A: A la Euclid: $\ (\color{#c00}7,\,3\!+\!8\sqrt2) = (7,\!\!\!\!\!\!\!\!\!\overbrace{3\!+\!\sqrt 2}^{\textstyle 3\!+\!8\sqrt2\!-\!\color{#c00}7\sqrt 2)}\!\!\!\!\!\!\!\!\!\!) = (3\!+\!\sqrt 2)\,(3\!-\!\sqrt2,\,1) = (3\!+\!\sqrt 2)$
A: Note that since $1,-\sqrt{2} \in\mathbb{Z}[\sqrt{2}],$ 
$(3+8\sqrt{2})\cdot1-7\cdot\sqrt{2}=3+\sqrt{2}\in\langle 3+8\sqrt{2},7\rangle.$ 
Since $\forall r\in\mathbb{Z},1\cdot r\in\mathbb{Z}$ and $-\sqrt{2}\cdot r\in\mathbb{Z},$ we have that $\forall r\in\mathbb{Z},(3+\sqrt{2})r\in\langle 3+8\sqrt{2},7\rangle\\
\Rightarrow \langle 3+\sqrt{2}\rangle\in\langle3+8\sqrt{2},7\rangle.$ 
Divide $3+8\sqrt{2}$ by $3+\sqrt{2}$ to get a quotient of $-1+3\sqrt{2}\in\mathbb{Z}[\sqrt{2}].$ 
Similarly, the quotient of $\dfrac{7}{3+\sqrt{2}}$ is $3-\sqrt{2}\in\mathbb{Z}[\sqrt{2}].$ So we have that $\forall r\in \langle3+8\sqrt{2},7\rangle,r\in\langle3+\sqrt{2}\rangle\\
\Rightarrow \langle 3+8\sqrt{2},7\rangle\subseteq \langle 3+\sqrt{2}\rangle.$
This is because $3+8\sqrt{2}$ and $7$ are both multiples of $3+\sqrt{2}$ in $\mathbb{Z}[\sqrt{2}].$ 
Thus, since $\langle 3+\sqrt{2}\rangle\subseteq\langle 3+8\sqrt{2},7\rangle$ and $\langle 3+8\sqrt{2},7\rangle\subseteq \langle 3+\sqrt{2}\rangle,$ we have that $\langle 3+8\sqrt{2},7\rangle = \langle 3+\sqrt{2}\rangle.$
Both conditions must be satisfied, or else they may not be equal.

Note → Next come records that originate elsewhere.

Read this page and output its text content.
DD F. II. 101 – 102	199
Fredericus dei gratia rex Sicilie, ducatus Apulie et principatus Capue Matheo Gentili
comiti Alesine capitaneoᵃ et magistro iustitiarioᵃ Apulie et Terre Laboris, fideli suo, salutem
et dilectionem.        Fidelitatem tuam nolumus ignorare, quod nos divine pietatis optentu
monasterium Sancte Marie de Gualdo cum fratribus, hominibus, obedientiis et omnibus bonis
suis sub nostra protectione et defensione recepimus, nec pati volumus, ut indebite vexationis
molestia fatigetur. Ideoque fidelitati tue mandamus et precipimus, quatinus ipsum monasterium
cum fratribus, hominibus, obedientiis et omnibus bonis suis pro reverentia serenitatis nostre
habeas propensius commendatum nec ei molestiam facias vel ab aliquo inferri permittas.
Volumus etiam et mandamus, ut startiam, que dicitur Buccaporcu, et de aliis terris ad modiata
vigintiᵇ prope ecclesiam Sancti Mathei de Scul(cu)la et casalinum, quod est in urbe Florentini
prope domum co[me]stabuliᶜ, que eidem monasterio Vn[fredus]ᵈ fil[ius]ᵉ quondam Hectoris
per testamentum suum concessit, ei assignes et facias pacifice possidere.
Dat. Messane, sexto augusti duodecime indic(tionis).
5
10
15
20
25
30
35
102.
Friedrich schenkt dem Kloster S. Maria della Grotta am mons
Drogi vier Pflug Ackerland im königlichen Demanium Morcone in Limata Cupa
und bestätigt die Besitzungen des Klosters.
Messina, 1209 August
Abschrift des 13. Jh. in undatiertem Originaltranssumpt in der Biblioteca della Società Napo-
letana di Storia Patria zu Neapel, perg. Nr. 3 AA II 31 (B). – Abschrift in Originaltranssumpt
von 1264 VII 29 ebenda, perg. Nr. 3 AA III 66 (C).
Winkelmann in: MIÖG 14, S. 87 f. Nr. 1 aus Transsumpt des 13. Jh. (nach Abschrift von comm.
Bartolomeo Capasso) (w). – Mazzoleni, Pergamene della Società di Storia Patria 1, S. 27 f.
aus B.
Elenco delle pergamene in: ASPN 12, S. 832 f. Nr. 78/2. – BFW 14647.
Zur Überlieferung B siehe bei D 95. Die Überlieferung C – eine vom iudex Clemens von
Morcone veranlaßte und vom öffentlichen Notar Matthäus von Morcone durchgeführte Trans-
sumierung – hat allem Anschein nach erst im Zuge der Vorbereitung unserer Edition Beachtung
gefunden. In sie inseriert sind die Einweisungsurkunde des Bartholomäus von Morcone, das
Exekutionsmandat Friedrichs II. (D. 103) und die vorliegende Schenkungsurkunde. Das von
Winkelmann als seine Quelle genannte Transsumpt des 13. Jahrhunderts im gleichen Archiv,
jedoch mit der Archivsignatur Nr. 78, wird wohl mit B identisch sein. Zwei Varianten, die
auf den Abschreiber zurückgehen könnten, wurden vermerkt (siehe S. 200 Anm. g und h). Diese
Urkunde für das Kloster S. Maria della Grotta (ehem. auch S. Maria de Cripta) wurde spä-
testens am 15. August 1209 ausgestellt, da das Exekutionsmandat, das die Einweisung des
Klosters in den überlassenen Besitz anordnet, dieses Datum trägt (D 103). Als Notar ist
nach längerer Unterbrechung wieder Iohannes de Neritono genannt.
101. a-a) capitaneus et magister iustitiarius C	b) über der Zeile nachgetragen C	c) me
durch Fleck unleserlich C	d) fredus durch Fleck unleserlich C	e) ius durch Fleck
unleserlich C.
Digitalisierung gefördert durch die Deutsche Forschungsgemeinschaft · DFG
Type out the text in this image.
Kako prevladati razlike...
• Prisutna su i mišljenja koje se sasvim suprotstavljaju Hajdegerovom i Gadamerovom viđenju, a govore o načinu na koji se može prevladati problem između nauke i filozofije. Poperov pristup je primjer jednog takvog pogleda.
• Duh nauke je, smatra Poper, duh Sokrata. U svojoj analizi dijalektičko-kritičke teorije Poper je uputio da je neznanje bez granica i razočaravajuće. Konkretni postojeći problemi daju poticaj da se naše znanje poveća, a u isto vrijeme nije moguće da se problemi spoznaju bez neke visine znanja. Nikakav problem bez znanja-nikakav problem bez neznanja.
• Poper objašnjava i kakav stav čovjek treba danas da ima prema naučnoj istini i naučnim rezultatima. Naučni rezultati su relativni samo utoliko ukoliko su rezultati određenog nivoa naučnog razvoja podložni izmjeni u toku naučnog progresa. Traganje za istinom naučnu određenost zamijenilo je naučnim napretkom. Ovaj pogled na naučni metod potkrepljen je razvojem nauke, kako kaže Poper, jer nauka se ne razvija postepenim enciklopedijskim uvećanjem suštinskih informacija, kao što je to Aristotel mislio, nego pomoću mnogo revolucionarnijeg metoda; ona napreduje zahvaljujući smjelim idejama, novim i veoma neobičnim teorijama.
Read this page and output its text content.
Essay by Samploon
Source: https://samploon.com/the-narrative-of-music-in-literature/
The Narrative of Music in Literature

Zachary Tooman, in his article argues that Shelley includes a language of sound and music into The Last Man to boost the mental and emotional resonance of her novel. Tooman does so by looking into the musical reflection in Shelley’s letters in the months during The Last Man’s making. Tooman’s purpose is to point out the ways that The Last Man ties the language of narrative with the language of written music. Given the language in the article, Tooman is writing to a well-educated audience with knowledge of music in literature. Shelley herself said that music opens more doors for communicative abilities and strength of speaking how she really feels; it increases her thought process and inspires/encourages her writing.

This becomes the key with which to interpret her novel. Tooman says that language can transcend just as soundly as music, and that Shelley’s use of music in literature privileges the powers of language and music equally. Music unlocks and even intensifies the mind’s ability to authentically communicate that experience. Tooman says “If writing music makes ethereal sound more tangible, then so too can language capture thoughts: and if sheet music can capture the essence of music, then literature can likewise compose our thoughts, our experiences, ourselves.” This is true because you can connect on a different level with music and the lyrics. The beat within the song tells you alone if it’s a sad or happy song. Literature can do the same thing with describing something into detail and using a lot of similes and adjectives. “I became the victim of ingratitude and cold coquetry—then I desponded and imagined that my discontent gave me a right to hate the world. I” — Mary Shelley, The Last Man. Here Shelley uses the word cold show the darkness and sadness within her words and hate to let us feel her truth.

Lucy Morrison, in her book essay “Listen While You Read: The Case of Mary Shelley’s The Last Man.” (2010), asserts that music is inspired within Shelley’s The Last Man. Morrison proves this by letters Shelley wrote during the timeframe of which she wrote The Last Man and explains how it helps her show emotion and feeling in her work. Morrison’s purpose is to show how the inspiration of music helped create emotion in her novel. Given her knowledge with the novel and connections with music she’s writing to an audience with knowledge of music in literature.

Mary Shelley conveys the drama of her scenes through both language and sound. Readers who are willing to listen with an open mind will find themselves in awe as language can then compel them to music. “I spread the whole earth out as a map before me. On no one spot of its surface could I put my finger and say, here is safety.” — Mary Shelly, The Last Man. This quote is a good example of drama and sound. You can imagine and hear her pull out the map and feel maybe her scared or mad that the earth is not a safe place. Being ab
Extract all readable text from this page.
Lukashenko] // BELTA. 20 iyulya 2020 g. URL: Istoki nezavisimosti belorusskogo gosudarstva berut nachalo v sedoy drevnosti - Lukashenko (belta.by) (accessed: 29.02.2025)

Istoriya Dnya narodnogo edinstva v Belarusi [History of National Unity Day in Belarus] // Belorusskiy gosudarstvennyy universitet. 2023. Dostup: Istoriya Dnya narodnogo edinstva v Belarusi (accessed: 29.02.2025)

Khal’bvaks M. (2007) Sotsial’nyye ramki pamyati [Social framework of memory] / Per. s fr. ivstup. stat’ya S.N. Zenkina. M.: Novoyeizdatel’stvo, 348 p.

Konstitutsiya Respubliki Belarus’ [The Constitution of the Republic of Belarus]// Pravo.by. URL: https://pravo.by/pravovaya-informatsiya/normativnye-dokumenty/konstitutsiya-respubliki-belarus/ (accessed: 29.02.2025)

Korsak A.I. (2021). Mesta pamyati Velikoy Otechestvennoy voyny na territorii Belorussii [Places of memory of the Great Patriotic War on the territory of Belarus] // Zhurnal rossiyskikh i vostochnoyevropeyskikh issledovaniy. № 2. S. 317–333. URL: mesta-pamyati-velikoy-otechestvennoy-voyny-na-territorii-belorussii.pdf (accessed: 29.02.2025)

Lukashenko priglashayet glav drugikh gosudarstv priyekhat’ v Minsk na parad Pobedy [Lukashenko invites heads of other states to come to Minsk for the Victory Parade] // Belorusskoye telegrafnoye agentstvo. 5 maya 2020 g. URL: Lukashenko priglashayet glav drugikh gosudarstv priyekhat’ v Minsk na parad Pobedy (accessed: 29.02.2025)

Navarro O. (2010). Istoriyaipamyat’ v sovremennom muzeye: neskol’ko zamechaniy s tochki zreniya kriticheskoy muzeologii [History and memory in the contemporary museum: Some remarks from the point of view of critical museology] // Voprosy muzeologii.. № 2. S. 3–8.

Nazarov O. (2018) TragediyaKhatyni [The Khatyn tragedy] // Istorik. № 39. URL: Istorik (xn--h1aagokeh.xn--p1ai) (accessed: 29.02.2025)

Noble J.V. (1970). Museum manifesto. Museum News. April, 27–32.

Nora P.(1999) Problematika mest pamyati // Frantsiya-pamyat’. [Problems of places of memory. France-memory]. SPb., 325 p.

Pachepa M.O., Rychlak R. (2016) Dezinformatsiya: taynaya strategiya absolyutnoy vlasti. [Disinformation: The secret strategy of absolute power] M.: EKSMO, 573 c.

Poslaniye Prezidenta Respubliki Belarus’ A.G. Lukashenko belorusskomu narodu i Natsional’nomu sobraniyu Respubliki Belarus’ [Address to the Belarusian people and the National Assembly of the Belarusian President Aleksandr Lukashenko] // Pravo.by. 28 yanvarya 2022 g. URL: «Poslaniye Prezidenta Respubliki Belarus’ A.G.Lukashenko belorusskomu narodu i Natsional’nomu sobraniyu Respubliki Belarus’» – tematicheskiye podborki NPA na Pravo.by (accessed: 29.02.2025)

For instance, the ideal
$\langle 6+2\sqrt{2}\rangle\subseteq\langle3+\sqrt{2}\rangle$ but
$\langle3+\sqrt{2}\rangle \not\subseteq\langle6+2\sqrt{2}\rangle,$ so the ideals are unequal.
As well, $\langle 3+\sqrt{2}\rangle \subseteq \langle 1+\sqrt{2}\rangle$ but $\langle 1+\sqrt{2}\rangle\not\subseteq \langle3+\sqrt{2}\rangle.$